Desde la revisión de 2017 (art. 122 ss CC; LFLP), los haberes de previsión profesional (LPP) acumulados durante el matrimonio se reparten por mitades entre los cónyuges, con independencia del régimen matrimonial. El reparto afecta a las prestaciones de salida adquiridas entre la celebración del matrimonio y la introducción del procedimiento de divorcio. La transferencia se efectúa directamente entre instituciones de previsión, lo que garantiza que cada cónyuge conserve sus derechos en forma de previsión y no en efectivo. Son posibles excepciones por convenio homologado por el juez, en particular si ya ha sobrevenido un caso de previsión (invalidez o jubilación), o en compensación de otros haberes de valor equivalente.
¿Qué es la separación de cuerpos y en qué se diferencia del divorcio?
La separación de cuerpos (art. 117-119 CC) es un procedimiento que suspende el deber de convivencia sin disolver el matrimonio. Puede solicitarse conjunta o unilateralmente, por los mismos motivos que el divorcio. El juez regula los efectos de la separación de forma análoga al divorcio (custodia, manutención, uso del domicilio), pero los cónyuges permanecen casados: no pueden volver a casarse y subsiste el régimen matrimonial. La separación de cuerpos se elige a veces por razones religiosas, fiscales o para conservar derechos vinculados al matrimonio (cobertura de seguro, derechos sucesorios legales).

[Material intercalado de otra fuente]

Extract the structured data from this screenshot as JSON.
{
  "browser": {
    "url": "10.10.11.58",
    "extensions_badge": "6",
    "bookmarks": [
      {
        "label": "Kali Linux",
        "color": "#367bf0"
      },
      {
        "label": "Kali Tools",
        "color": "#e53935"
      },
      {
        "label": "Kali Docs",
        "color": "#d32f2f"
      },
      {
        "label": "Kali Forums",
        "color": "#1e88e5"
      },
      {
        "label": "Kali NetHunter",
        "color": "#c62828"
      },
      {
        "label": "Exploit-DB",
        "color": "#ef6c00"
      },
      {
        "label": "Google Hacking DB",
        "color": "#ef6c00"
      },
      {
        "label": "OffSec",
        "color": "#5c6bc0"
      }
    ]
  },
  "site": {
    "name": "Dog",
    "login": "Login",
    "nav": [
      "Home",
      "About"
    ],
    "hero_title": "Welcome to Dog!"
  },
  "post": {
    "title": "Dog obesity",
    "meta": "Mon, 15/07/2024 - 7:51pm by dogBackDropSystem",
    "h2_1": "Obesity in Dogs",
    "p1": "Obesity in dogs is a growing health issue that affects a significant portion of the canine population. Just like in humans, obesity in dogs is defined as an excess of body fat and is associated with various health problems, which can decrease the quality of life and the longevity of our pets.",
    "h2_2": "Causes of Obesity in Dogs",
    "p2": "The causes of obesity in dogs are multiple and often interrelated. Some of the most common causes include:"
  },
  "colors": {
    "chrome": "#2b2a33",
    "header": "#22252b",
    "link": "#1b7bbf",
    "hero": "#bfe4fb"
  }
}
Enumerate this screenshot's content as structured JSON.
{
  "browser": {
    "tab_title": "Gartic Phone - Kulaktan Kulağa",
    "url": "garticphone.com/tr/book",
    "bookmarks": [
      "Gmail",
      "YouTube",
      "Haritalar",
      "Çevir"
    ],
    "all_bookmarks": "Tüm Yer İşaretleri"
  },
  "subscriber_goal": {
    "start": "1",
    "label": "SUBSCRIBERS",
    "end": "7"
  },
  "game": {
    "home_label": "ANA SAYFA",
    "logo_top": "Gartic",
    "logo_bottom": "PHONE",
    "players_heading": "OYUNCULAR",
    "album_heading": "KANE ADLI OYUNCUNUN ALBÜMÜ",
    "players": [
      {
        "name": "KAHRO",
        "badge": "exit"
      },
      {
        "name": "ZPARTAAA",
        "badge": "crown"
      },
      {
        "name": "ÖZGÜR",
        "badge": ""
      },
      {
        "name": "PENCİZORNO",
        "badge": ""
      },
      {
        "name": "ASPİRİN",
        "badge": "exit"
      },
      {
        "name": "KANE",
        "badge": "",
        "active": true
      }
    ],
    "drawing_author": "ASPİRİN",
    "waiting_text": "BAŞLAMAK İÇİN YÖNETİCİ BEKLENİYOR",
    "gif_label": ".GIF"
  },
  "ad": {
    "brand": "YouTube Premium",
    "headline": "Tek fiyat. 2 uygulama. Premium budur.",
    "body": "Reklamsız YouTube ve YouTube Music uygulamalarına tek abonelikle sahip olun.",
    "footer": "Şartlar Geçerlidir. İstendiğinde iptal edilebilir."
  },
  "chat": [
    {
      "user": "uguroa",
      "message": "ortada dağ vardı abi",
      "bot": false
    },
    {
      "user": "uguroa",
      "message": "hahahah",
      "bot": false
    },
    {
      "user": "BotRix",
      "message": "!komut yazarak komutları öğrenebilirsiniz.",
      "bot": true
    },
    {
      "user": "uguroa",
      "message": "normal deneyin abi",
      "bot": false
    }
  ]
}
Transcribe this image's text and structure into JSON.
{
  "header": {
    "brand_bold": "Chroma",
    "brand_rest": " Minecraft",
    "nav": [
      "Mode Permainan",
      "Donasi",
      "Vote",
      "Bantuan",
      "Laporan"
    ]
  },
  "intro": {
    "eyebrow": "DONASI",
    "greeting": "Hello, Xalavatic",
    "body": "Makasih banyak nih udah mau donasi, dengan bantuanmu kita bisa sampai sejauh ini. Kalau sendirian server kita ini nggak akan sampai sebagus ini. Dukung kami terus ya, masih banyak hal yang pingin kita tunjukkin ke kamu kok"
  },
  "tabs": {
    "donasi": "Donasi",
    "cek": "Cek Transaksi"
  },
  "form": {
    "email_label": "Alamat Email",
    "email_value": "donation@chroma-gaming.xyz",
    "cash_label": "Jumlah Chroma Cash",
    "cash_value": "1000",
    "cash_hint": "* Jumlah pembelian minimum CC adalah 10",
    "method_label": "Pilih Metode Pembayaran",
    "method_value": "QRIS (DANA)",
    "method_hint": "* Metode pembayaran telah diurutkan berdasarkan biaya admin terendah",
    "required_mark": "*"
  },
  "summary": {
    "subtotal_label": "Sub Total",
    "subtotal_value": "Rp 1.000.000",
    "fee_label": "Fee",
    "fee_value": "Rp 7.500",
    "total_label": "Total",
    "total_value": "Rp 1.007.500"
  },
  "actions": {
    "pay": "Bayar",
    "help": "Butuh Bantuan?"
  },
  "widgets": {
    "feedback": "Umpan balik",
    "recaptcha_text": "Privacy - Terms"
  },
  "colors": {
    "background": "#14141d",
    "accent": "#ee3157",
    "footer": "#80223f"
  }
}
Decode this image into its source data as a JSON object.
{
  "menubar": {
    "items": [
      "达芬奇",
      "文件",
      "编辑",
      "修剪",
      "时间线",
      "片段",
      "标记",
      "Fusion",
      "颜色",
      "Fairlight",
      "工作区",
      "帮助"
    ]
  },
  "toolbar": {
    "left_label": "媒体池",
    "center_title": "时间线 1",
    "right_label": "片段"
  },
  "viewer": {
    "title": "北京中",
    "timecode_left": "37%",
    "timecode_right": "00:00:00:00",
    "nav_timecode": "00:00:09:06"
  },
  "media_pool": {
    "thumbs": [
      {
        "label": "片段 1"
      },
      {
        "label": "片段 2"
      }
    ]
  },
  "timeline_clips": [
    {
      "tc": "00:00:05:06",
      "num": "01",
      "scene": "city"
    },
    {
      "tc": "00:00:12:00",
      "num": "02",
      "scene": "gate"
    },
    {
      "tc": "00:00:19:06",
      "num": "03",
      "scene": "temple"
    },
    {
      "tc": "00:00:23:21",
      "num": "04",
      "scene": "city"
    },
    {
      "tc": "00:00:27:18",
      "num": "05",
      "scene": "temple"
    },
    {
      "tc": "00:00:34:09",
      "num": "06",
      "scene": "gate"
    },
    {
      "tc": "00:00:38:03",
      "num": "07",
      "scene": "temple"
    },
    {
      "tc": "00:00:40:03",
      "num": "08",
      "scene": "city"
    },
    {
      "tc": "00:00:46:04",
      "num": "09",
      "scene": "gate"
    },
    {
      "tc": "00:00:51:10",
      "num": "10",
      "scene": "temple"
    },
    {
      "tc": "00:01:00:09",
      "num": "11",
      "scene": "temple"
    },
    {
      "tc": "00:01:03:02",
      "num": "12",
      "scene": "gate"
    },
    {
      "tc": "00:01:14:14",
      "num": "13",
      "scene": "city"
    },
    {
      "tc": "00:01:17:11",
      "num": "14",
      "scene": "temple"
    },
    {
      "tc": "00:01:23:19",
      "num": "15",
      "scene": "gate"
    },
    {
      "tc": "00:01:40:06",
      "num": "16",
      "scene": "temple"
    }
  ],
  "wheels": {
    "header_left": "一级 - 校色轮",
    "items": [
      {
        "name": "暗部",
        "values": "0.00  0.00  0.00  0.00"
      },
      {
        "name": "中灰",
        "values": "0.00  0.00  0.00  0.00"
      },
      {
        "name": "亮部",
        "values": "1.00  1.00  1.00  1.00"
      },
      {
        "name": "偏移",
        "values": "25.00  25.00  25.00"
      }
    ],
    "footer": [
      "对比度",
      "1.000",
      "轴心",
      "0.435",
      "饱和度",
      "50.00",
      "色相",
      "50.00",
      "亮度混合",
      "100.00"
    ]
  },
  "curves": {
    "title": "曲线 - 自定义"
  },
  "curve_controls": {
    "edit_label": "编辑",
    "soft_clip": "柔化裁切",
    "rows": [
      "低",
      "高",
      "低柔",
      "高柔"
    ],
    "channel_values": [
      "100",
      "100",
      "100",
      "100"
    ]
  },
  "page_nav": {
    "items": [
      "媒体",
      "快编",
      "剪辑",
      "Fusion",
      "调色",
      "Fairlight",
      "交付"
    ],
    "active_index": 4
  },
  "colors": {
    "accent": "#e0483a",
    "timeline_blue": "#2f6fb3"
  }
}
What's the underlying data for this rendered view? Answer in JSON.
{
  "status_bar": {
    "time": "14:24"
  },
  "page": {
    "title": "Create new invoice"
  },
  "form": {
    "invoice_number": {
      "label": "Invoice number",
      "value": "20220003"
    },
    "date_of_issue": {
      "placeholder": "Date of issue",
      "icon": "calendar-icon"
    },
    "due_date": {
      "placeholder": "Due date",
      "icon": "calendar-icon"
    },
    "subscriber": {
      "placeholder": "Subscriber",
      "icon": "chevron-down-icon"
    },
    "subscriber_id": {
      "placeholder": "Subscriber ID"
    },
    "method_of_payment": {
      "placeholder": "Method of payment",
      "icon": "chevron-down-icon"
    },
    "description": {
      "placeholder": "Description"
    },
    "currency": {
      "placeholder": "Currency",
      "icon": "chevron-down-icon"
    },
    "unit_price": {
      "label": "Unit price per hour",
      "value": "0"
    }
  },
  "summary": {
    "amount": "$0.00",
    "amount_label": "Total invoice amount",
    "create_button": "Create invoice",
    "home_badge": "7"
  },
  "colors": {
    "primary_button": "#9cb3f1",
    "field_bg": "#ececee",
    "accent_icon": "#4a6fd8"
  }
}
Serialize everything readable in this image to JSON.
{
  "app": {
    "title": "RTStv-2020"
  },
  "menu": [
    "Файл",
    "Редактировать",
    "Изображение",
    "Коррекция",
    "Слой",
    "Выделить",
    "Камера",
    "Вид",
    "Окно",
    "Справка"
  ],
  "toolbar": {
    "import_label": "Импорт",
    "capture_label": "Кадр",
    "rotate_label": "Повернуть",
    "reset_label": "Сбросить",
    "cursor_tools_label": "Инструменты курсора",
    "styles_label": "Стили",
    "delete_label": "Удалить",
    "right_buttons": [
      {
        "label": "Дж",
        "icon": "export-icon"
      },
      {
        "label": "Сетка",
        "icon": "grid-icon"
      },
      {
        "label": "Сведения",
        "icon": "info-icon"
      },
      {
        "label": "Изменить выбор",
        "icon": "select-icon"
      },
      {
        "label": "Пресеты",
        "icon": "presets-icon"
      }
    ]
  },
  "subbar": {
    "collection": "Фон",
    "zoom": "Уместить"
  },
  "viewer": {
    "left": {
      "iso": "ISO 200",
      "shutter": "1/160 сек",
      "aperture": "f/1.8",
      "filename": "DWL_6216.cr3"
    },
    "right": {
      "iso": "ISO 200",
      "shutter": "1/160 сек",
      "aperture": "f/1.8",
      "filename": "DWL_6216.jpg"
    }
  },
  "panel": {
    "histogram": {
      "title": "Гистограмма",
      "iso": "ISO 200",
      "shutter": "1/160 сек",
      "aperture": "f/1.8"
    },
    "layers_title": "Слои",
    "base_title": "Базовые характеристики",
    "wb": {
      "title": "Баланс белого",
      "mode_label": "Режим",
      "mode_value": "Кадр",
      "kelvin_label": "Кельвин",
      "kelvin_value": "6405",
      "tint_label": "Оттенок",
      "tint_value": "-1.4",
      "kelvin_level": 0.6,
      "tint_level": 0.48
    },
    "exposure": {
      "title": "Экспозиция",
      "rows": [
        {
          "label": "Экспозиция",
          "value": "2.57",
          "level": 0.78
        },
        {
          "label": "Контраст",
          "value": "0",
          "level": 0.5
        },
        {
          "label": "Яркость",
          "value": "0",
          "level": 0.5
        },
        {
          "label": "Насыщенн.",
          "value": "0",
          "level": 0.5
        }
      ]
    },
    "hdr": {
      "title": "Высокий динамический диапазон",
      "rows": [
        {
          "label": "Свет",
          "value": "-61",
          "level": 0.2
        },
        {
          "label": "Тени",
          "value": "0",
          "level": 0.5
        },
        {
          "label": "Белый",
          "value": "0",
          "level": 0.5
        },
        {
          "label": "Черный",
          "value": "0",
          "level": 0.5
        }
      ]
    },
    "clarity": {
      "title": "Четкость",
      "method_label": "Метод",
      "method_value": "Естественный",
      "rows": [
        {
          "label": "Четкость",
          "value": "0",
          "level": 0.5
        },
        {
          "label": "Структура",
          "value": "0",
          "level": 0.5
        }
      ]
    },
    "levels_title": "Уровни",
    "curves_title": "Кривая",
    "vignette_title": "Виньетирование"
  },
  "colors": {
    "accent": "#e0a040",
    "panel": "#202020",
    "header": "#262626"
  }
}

Tras la separación de cuerpos, cada cónyuge puede solicitar unilateralmente su transformación en divorcio.
¿Cuánto dura un procedimiento de divorcio en Suiza?
La duración de un procedimiento de divorcio depende de su tipo y de la complejidad del expediente. Un divorcio por solicitud conjunta con convenio completo (art. 111 CC) puede homologarse en pocas semanas o meses según el tribunal y la carga de la jurisdicción. Un divorcio contencioso, con instrucción completa sobre los efectos accesorios (liquidación de un régimen matrimonial complejo, peritación sobre la custodia, pensión alimentaria impugnada), puede extenderse varios años, especialmente si se interponen recursos ante la cámara de apelación cantonal o el Tribunal Federal. Es por tanto importante intentar llegar a un acuerdo sobre el mayor número posible de puntos para limitar la duración y el coste del procedimiento.